Ever since I left—in college, in New York—I been fronting like I ain’t speak with a accent before I got there…Like my mom’s car ain’t sit in the driveway for weeks after hurricanes, I say. Been fronting so long, I done forgot everything. Then Aubrey died and I started thinking about home. Started talking to my mom and she told me all these stories about our family…And just like that, one generation later, we gone from rivers to fridges, dirt paths to roads, and I’m up there in the biggest city on Earth, running around and I ain’t know if I’m country or I’m city. Had me wondering why I was up there, if I learned anything.

“The sea’s salty scent gives way to overgrown grass,” Daniel observes once he’s returned to Florida. “On my right lies the paved trail through marsh where alligators occasionally sunbathe…After a few miles, I exit onto Palm Coast Parkway, near equidistant from where they killed Trayvon and from where they locked up Marissa.” Without explication, Rodriques illustrates the knowledge of place: That a place cannot be devoid of its culture. A culture cannot exist without its history, and that a place contains a trace of everything that has ever happened upon it.

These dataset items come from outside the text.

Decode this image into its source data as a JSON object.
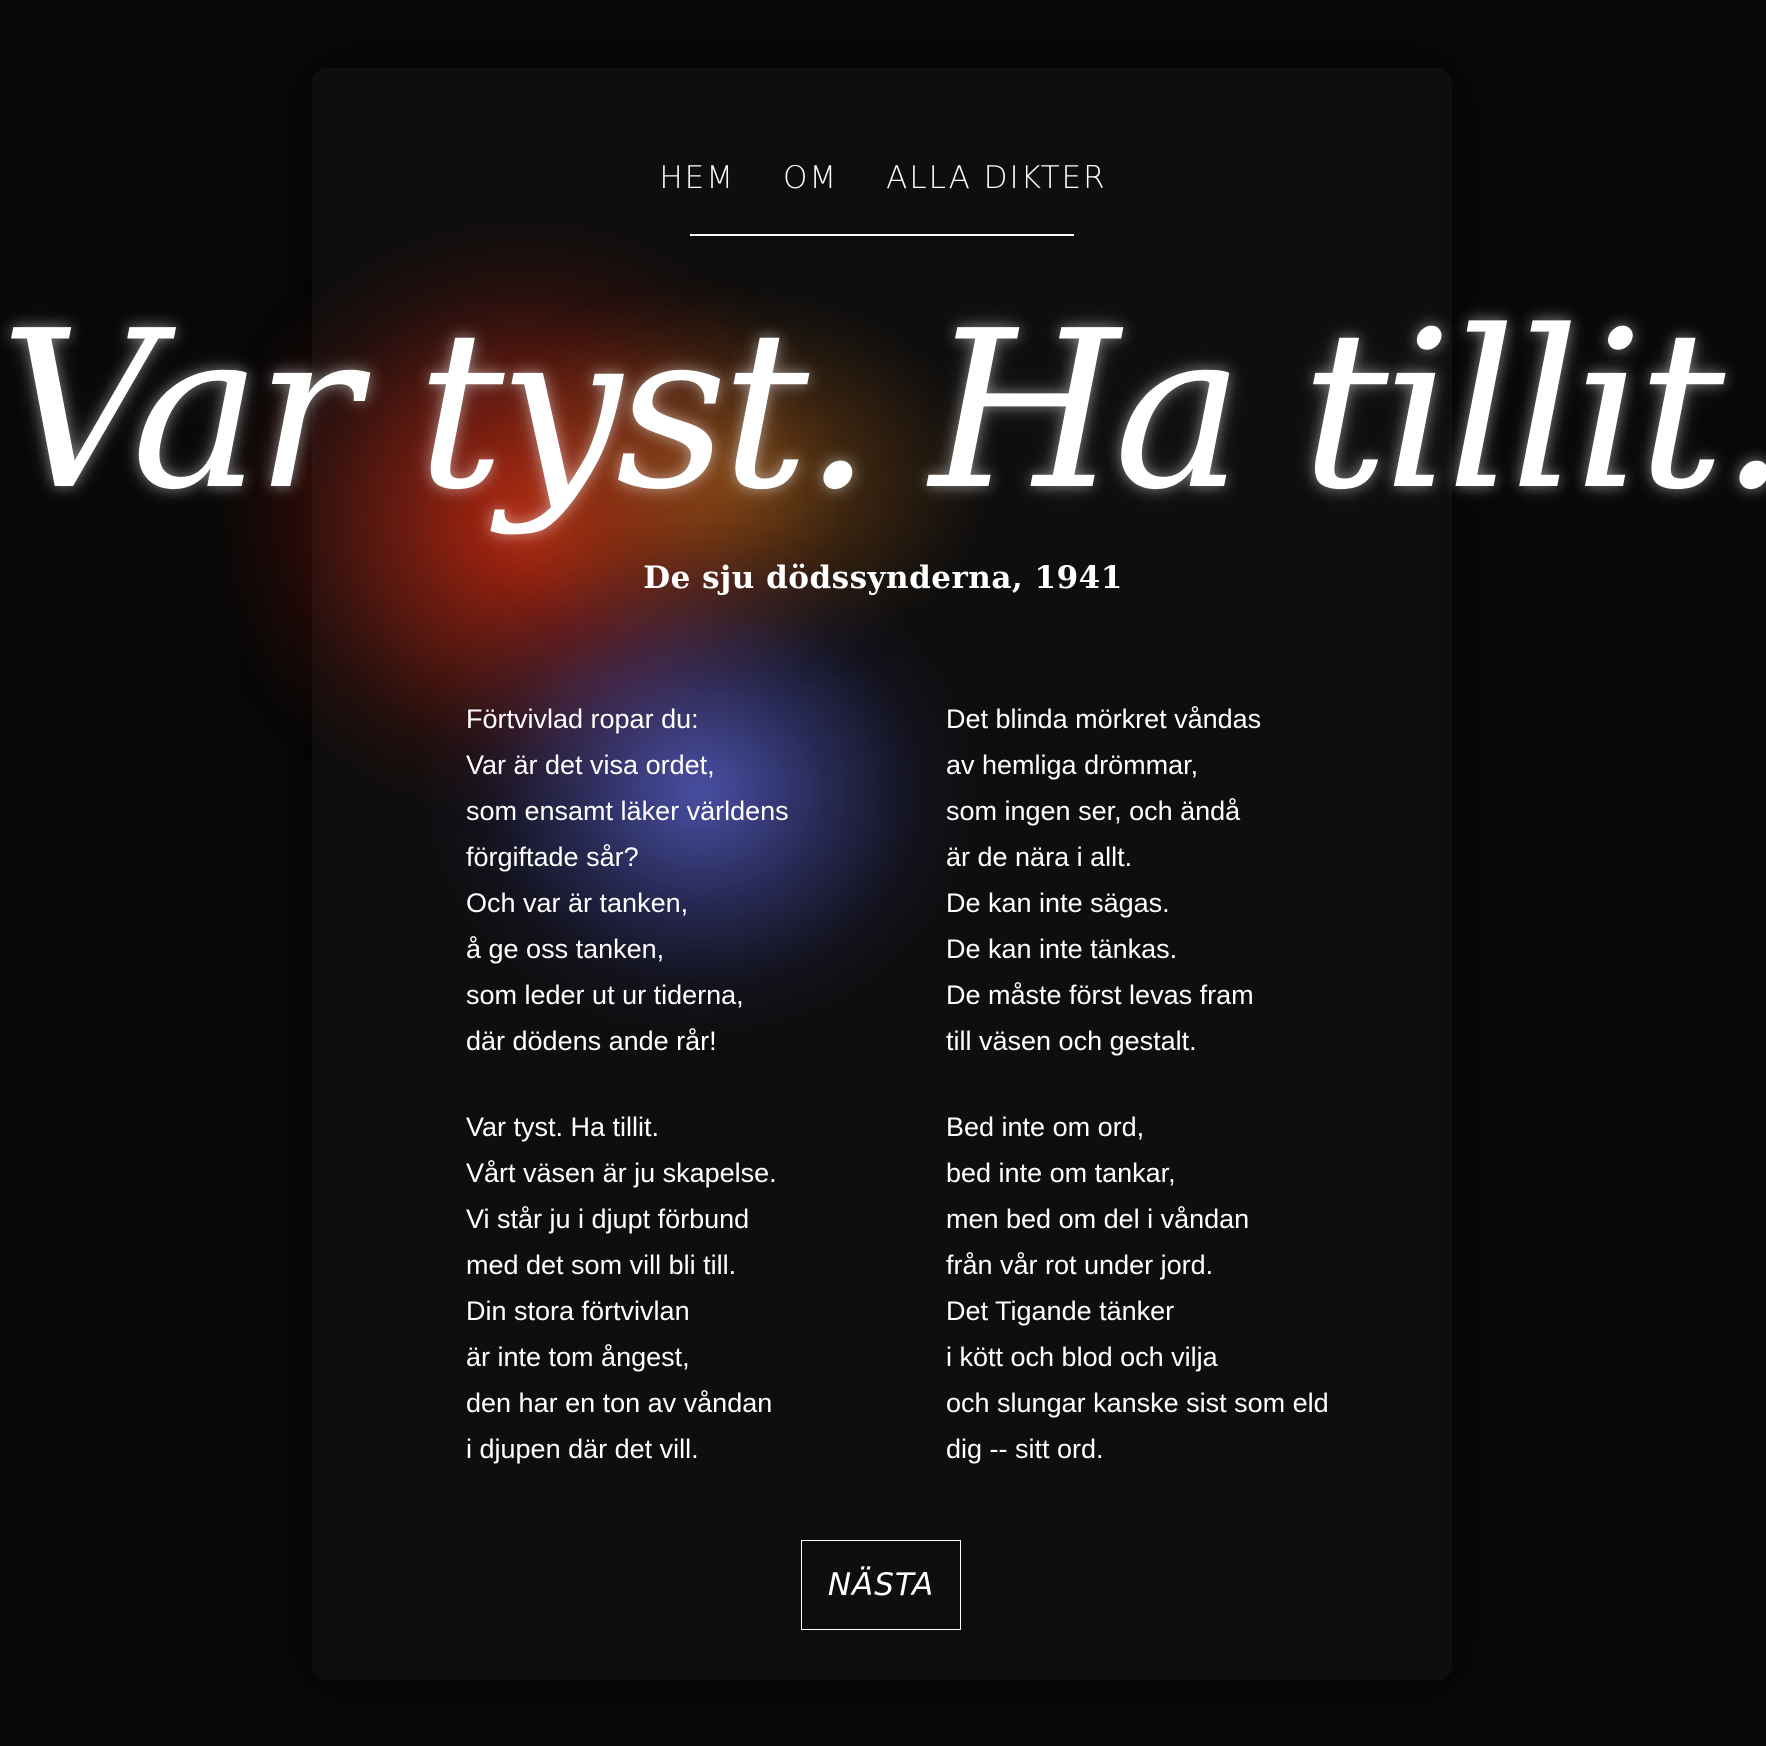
{
  "nav": {
    "items": [
      {
        "label": "HEM"
      },
      {
        "label": "OM"
      },
      {
        "label": "ALLA DIKTER"
      }
    ]
  },
  "poem": {
    "title": "Var tyst. Ha tillit.",
    "source": "De sju dödssynderna, 1941",
    "stanzas": [
      {
        "lines": [
          "Förtvivlad ropar du:",
          "Var är det visa ordet,",
          "som ensamt läker världens",
          "förgiftade sår?",
          "Och var är tanken,",
          "å ge oss tanken,",
          "som leder ut ur tiderna,",
          "där dödens ande rår!"
        ]
      },
      {
        "lines": [
          "Det blinda mörkret våndas",
          "av hemliga drömmar,",
          "som ingen ser, och ändå",
          "är de nära i allt.",
          "De kan inte sägas.",
          "De kan inte tänkas.",
          "De måste först levas fram",
          "till väsen och gestalt."
        ]
      },
      {
        "lines": [
          "Var tyst. Ha tillit.",
          "Vårt väsen är ju skapelse.",
          "Vi står ju i djupt förbund",
          "med det som vill bli till.",
          "Din stora förtvivlan",
          "är inte tom ångest,",
          "den har en ton av våndan",
          "i djupen där det vill."
        ]
      },
      {
        "lines": [
          "Bed inte om ord,",
          "bed inte om tankar,",
          "men bed om del i våndan",
          "från vår rot under jord.",
          "Det Tigande tänker",
          "i kött och blod och vilja",
          "och slungar kanske sist som eld",
          "dig -- sitt ord."
        ]
      }
    ]
  },
  "footer": {
    "next_label": "NÄSTA"
  },
  "colors": {
    "background": "#080808",
    "card": "#0e0e0e",
    "text": "#ffffff",
    "glow_red": "#cd2a12",
    "glow_orange": "#c3731e",
    "glow_blue": "#5c64d2"
  }
}
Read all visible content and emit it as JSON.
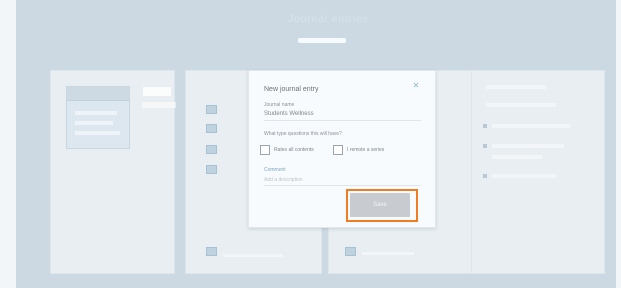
{
  "hero": {
    "title": "Journal entries"
  },
  "modal": {
    "title": "New journal entry",
    "close_icon": "close-icon",
    "field_label": "Journal name",
    "field_value": "Students Wellness",
    "question": "What type questions this will have?",
    "checkbox_one": "Rates all contents",
    "checkbox_two": "I remote a series",
    "section_label": "Comment",
    "section_placeholder": "Add a description",
    "action_button": "Save"
  },
  "colors": {
    "background": "#ccd9e2",
    "highlight": "#ee7d24",
    "disabled_button": "#c8ccd0"
  }
}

Perhaps one of the greatest triumphs of the novel is that for all of the ways the story is shaped by the boundaries of class, race, space, and time, Rodriques shows a love that defies these—a love that in many ways feels boundless. We learn that Daniel was in love with Aubrey in high school and that he’s in love with her still. Their relationship was not sexual, though it was romantic. Theirs was an intimate love, a queer kind of love, one where the quality of relationship wasn’t defined by an adherence to a label like sexual or not sexual, straight or gay, rather by the unspeakable emotions that pass between two people. The kind of relationship that can only be known by the people in it; everything externalized is just an approximation. In a parallel sense, the book itself is an approximation; an attempt to get as close as possible to the truth of what it means to lose someone who has already been lost to you, and in turn, what it means to find them again in remembering.

Before the book’s story even begins, the author offers us a quote from Ishion Hutchinson’s The Mariner’s Progress: “Geography is not fate but fatal.” For Aubrey, surely, this is true. But for Daniel, who’s called home and back to his friends by way of Aubrey’s death, geography is both fate and fatal. The final chapter is narrated by Daniel’s friend, Egypt, who speaks of the unlikeliness of life and the likelihood of fate: “It’s unlikely, so unlikely, that we found ourselves here in the Earth’s history between the emergence from the ocean of this land we call home and its eventual reclamation by the water when the tides rise, this short time in our long lives after we befriended each other and then gave ourselves to work’s routines and still somehow returned to each other.”